Okay, due to popular demand, a few words about myself...

Like a lot of other photographers, I, too, first began my love affair with photography as a kid when my Dad gave me an old camera.   I bought my cousin's old enlarger and darkroom gear for $50 and set up shop in the attic.   I learned to process black and white film and make prints.

I really liked taking photos, but nothing I did ever seemed very good.   I concluded that I just didn't have much talent.

Later, while in college, I started rock and mountain climbing, and bought a camera to take some pictures.   I found that I still really liked photography and became more serious about it.   I eventually took an introductory photo course at school.


It was my good fortune that the photography department at M.I.T. had been started a number of years earlier by the well-known photographer and educator, Minor White.   Sadly, by that time he was ill and near the end of his life, and I never had the opportunity to take a course with him.   But the excellent faculty he had hired shared his philosophy of photography as an art and how to teach it.

In the courses I took, the basics of the camera and darkroom were covered in a couple of sessions.   There was a lesson on studio lighting and some time spent working with large format cameras.   But the focus (no pun intended) was on the art of photography--how images communicate concepts and emotion, and the importance of finding your own vision.   It was fantastic!   I found that with lots of effort, practice, and feedback, I was developing an "eye", and was pleased with some of my work.

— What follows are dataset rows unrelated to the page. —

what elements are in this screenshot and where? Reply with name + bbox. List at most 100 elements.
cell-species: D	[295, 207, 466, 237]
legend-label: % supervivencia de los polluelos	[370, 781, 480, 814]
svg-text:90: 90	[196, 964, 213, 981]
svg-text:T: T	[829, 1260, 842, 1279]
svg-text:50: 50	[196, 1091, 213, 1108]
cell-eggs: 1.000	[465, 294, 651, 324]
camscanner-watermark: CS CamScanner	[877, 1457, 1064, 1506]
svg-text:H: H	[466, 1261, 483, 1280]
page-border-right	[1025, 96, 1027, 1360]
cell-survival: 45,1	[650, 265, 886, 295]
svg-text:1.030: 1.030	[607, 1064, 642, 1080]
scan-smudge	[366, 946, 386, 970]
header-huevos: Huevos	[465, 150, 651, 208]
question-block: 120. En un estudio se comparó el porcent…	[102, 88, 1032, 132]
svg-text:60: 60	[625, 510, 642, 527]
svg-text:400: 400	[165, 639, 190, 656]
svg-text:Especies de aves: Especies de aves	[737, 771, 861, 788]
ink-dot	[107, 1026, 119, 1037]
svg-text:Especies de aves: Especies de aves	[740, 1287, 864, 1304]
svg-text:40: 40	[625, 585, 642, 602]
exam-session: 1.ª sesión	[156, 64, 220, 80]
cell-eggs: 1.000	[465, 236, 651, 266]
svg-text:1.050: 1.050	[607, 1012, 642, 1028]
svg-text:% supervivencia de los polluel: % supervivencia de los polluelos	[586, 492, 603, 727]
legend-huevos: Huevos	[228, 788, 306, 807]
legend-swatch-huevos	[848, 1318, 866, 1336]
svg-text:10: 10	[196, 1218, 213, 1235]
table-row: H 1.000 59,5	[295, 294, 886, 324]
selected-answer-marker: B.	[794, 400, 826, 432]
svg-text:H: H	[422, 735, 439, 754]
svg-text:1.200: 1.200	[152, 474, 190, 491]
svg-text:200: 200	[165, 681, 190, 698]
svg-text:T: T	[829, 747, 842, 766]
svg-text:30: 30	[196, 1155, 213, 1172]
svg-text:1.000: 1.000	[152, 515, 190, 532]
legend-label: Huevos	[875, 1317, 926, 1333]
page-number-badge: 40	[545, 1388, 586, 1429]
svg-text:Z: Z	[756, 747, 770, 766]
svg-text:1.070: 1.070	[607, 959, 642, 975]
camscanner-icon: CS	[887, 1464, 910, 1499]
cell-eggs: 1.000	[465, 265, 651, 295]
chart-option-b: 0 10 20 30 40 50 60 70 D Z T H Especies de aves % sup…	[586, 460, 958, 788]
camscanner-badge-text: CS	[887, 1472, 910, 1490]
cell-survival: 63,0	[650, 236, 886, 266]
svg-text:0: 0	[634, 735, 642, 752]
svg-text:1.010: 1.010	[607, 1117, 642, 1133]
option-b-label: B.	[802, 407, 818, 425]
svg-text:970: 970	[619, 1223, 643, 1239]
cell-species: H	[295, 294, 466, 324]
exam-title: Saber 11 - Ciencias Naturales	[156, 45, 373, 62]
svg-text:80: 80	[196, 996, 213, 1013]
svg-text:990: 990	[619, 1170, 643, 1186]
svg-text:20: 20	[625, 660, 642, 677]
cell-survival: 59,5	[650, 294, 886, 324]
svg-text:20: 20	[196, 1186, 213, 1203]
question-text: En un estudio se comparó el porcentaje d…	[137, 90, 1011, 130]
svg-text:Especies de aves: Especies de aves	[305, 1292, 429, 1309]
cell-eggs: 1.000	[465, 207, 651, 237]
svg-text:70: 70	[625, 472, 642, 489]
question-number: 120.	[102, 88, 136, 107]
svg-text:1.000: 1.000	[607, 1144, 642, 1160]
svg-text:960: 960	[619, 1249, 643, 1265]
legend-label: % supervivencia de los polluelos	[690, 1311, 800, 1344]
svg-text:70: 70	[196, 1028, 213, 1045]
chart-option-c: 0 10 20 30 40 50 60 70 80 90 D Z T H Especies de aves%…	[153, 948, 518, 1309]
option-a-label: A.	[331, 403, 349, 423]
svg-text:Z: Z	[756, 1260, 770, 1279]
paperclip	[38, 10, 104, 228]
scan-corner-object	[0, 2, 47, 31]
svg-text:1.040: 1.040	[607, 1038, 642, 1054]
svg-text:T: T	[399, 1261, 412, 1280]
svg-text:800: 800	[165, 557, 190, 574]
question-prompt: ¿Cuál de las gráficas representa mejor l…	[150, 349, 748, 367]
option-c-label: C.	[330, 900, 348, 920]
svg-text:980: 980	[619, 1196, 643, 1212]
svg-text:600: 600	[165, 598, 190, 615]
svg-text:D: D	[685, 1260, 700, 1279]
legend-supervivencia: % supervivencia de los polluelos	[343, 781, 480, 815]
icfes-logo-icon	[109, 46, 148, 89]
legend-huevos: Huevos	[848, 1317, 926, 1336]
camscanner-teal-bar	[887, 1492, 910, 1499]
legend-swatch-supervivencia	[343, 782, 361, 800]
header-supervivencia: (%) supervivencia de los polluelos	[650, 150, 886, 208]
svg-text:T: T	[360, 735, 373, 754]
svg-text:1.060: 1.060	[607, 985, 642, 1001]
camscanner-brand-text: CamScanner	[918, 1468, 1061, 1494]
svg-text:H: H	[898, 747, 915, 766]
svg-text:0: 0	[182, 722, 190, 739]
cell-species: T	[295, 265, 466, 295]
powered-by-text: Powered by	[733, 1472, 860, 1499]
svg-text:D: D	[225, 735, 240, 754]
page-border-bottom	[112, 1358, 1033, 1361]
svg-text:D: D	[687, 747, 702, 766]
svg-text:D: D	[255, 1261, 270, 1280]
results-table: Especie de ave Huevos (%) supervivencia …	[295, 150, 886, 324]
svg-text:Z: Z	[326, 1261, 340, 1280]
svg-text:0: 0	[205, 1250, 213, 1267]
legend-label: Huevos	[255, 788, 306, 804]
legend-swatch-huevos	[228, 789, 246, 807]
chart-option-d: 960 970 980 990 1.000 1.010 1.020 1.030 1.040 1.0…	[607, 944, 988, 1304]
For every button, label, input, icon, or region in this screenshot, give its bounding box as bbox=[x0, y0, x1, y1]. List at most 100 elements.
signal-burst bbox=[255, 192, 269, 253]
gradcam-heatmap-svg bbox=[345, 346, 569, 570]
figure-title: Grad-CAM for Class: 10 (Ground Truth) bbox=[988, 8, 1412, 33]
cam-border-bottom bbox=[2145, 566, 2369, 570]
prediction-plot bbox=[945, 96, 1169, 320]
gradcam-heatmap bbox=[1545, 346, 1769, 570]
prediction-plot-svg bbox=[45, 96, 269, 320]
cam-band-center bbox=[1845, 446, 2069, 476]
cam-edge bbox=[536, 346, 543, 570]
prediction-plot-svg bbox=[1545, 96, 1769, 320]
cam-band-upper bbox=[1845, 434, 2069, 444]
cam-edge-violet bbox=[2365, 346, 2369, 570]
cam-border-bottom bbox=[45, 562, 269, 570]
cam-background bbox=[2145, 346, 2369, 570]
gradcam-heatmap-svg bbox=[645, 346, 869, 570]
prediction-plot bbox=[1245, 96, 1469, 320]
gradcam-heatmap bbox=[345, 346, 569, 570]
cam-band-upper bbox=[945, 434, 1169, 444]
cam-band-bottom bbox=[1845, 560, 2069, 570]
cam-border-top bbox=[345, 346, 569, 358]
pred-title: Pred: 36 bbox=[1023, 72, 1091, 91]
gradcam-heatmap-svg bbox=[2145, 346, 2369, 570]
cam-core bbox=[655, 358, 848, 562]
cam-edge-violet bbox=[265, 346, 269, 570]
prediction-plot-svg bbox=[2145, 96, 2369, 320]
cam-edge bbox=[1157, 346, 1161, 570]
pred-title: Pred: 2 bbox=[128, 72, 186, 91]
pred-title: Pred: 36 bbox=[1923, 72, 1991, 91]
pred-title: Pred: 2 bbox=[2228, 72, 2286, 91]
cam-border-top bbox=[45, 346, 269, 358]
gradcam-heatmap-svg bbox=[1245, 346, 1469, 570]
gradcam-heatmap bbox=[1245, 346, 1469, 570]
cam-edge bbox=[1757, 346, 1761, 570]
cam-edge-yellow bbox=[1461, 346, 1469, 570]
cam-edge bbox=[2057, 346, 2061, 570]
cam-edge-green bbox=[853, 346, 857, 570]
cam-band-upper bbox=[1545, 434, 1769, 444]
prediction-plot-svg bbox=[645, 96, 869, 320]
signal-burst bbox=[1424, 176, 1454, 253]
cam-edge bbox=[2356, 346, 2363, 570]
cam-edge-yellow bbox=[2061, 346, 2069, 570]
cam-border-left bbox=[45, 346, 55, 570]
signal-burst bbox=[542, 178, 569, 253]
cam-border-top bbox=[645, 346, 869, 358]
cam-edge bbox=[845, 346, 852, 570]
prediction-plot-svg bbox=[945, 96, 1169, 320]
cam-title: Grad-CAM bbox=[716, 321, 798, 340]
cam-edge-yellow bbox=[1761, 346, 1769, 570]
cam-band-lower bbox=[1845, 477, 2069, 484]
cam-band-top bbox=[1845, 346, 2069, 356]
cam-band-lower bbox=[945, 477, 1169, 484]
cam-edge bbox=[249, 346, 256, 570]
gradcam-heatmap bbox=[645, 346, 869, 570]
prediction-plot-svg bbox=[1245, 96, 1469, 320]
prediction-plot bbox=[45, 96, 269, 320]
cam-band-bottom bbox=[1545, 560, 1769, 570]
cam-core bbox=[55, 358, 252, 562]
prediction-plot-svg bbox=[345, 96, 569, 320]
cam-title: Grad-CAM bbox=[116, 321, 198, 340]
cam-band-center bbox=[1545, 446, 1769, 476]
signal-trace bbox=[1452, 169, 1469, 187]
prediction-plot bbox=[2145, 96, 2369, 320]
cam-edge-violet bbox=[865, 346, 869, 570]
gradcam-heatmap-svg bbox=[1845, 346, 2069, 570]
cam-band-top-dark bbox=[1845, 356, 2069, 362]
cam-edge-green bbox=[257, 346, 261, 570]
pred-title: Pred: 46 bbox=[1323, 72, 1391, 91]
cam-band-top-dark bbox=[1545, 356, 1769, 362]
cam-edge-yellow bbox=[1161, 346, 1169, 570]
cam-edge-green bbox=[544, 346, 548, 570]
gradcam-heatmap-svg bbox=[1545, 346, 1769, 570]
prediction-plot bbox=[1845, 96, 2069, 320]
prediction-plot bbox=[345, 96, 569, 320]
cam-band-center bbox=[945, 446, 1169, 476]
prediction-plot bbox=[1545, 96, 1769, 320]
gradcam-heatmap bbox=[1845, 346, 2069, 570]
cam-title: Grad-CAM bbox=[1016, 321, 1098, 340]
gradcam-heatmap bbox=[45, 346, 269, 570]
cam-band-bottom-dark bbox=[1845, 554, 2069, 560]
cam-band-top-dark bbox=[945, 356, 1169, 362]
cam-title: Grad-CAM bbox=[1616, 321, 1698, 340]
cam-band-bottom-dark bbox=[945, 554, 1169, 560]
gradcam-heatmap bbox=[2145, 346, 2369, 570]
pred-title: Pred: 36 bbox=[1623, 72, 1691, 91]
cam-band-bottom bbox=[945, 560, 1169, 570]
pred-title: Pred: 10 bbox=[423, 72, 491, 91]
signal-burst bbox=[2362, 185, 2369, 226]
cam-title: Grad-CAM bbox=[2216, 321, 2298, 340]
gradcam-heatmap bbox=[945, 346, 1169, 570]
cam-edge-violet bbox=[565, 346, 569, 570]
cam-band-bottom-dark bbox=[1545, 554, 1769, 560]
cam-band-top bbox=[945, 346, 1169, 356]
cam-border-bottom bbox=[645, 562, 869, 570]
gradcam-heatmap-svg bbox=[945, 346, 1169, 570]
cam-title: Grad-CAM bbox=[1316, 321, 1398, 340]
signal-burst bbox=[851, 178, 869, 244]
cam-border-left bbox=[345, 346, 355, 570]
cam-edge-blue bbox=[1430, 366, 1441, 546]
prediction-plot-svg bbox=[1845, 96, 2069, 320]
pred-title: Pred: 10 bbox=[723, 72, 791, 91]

That was the extent of my formal training.   On to a career in technology, and on with life.   I took lots of photos in my free time, especially during the two years I spent at the University of Geneva in Switzerland.   I always preferred color to black and white.   I was able to borrow a color-equiped darkroom on a couple of occasions, and made some Cibachrome prints.   The Cibachromes were beautiful, but it was so tedious--a whole long evening to make one decent print.  And the equipment only handled sizes up to 11" x 14".

Fast forward to a few years ago.   Digital technology exploded on the scene.   My color darkroom now sits on my desktop.   My color-calibrated, professional-grade printer produces results far better than those old Cibachromes, in larger sizes, and the prints are truly archival.   It's been an unbelievable change.

I hope you enjoy my work.   I welcome your opinions and comments about any of the images.